Elizabeth Van Liere says
Agreed. I love telling the little princesses how beautiful they look and enjoy being scared by pirates that come to the door. We don’t get many at our house anymore because there are a couple, at least, places downtown that make a big to-do for the kids. My daughter has stocked up candy at her office downtown because today all the moms and little ones go from shop to shop gathering all that sweet stuff. Lots of hyper kids after today.
Glad they are staying safe, Betty! Thanks for sharing.
Peggy Ellis says
We didn’t have ‘trick or treat’ when I grew up in a small community, because the ‘big boys’ (actually men in their (20s) were destructive. We did have an afternoon dress up party for the entire community sponsored by the two churches.
Years passed, and ‘t ‘n t’ happened once again. Then in the 1980s, there was a major change. Children arrived at the door of ‘Senior Saints’ in the community, bringing treats instead of expecting to receive them. What fun my Mom had identifying the children, most of them the children or grandchildren of the kids she served in the community school lunchroom.
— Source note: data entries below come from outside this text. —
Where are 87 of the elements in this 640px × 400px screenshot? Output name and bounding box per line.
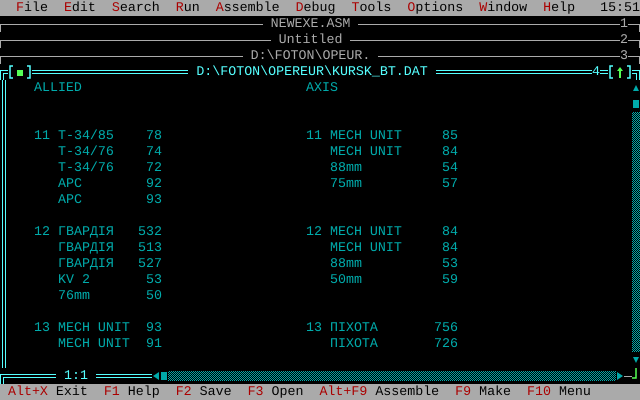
unit-strength: 50	[146, 288, 162, 304]
unit-name: ГВАРДІЯ	[58, 224, 114, 240]
window-title[interactable]: D:\FOTON\OPEUR.	[242, 48, 378, 64]
unit-name: ГВАРДІЯ	[58, 256, 114, 272]
frame-corner	[628, 24, 640, 32]
column-heading: ALLIED	[34, 80, 82, 95]
unit-name: 88mm	[330, 160, 362, 176]
unit-strength: 91	[146, 336, 162, 352]
unit-strength: 92	[146, 176, 162, 192]
group-number: 13	[306, 320, 322, 335]
menu-item[interactable]: File	[8, 0, 56, 16]
unit-name: MECH UNIT	[58, 320, 130, 336]
menu-item[interactable]: Window	[471, 0, 536, 16]
group-number: 11	[34, 128, 50, 143]
unit-strength: 85	[442, 128, 458, 144]
unit-strength: 84	[442, 144, 458, 160]
menu-item[interactable]: Assemble	[208, 0, 288, 16]
frame-corner	[628, 56, 640, 64]
unit-name: MECH UNIT	[330, 224, 402, 240]
unit-name: ПІХОТА	[330, 336, 378, 352]
unit-strength: 74	[146, 144, 162, 160]
window-number: 2	[620, 32, 628, 48]
unit-strength: 72	[146, 160, 162, 176]
unit-name: 50mm	[330, 272, 362, 288]
frame-corner	[0, 70, 8, 80]
menu-item[interactable]: Edit	[56, 0, 104, 16]
unit-name: ПІХОТА	[330, 320, 378, 336]
window-title[interactable]: NEWEXE.ASM	[262, 16, 358, 32]
window-number: 3	[620, 48, 628, 64]
unit-strength: 84	[442, 224, 458, 240]
unit-strength: 53	[442, 256, 458, 272]
close-button[interactable]	[8, 64, 32, 80]
menu-item[interactable]: Tools	[343, 0, 400, 16]
shortcut-button[interactable]: F3 Open	[240, 384, 312, 400]
zoom-button[interactable]	[608, 64, 632, 80]
menu-item[interactable]: Options	[399, 0, 472, 16]
clock: 15:51	[600, 0, 640, 16]
shortcut-button[interactable]: Alt+F9 Assemble	[311, 384, 448, 400]
unit-strength: 726	[434, 336, 458, 352]
unit-strength: 756	[434, 320, 458, 336]
group-number: 12	[34, 224, 50, 239]
unit-strength: 93	[146, 320, 162, 336]
frame-corner	[628, 40, 640, 48]
group-number: 13	[34, 320, 50, 335]
unit-name: KV 2	[58, 272, 90, 288]
unit-strength: 84	[442, 240, 458, 256]
unit-name: T-34/76	[58, 160, 114, 176]
menu-item[interactable]: Run	[168, 0, 208, 16]
unit-name: T-34/76	[58, 144, 114, 160]
unit-strength: 78	[146, 128, 162, 144]
unit-name: APC	[58, 176, 82, 192]
unit-name: T-34/85	[58, 128, 114, 144]
unit-strength: 93	[146, 192, 162, 208]
unit-name: MECH UNIT	[330, 240, 402, 256]
unit-name: 76mm	[58, 288, 90, 304]
unit-strength: 54	[442, 160, 458, 176]
group-number: 12	[306, 224, 322, 239]
window-number: 1	[620, 16, 628, 32]
unit-name: 88mm	[330, 256, 362, 272]
shortcut-button[interactable]: F1 Help	[96, 384, 168, 400]
unit-name: MECH UNIT	[330, 128, 402, 144]
unit-strength: 57	[442, 176, 458, 192]
unit-strength: 532	[138, 224, 162, 240]
frame-corner	[632, 70, 640, 80]
group-number: 11	[306, 128, 322, 143]
shortcut-button[interactable]: F2 Save	[168, 384, 240, 400]
unit-name: ГВАРДІЯ	[58, 240, 114, 256]
window-title[interactable]: Untitled	[270, 32, 350, 48]
shortcut-button[interactable]: F9 Make	[447, 384, 520, 400]
unit-name: APC	[58, 192, 82, 208]
shortcut-button[interactable]: F10 Menu	[519, 384, 599, 400]
column-heading: AXIS	[306, 80, 338, 95]
menu-item[interactable]: Search	[104, 0, 168, 16]
unit-name: MECH UNIT	[58, 336, 130, 352]
unit-name: 75mm	[330, 176, 362, 192]
menu-item[interactable]: Help	[535, 0, 584, 16]
window-title: D:\FOTON\OPEREUR\KURSK_BT.DAT	[195, 64, 429, 80]
unit-strength: 53	[146, 272, 162, 288]
unit-strength: 59	[442, 272, 458, 288]
menu-item[interactable]: Debug	[288, 0, 344, 16]
shortcut-button[interactable]: Alt+X Exit	[0, 384, 96, 400]
unit-strength: 513	[138, 240, 162, 256]
window-number: 4	[592, 64, 600, 80]
cursor-position: 1:1	[63, 368, 89, 384]
unit-name: MECH UNIT	[330, 144, 402, 160]
horizontal-scrollbar[interactable]	[168, 371, 616, 381]
unit-strength: 527	[138, 256, 162, 272]
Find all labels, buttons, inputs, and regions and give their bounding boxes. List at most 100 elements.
Peggy, 100 kids were supposed to come trick-or-treating at the assisted living where I volunteer today, but they coudn’t come because we have snow! I know both groups were disappointed. What a sweet event for your mom.
I am with you!!
Not that we don’t like chocolate! LOL
Jan Keller says
Right on! Love this!
Thanks, Jan. Have a good one!
Charlie Fusco says
I agree with all of it except I’m looking forward to election day! Take care.
Beth Lueders says
Yesterday I literally interviewed a witch who casts spells and makes potions. Evil is real. Dressing up as cute Disney characters is fun. Thank you for helping us to distinguish the important difference.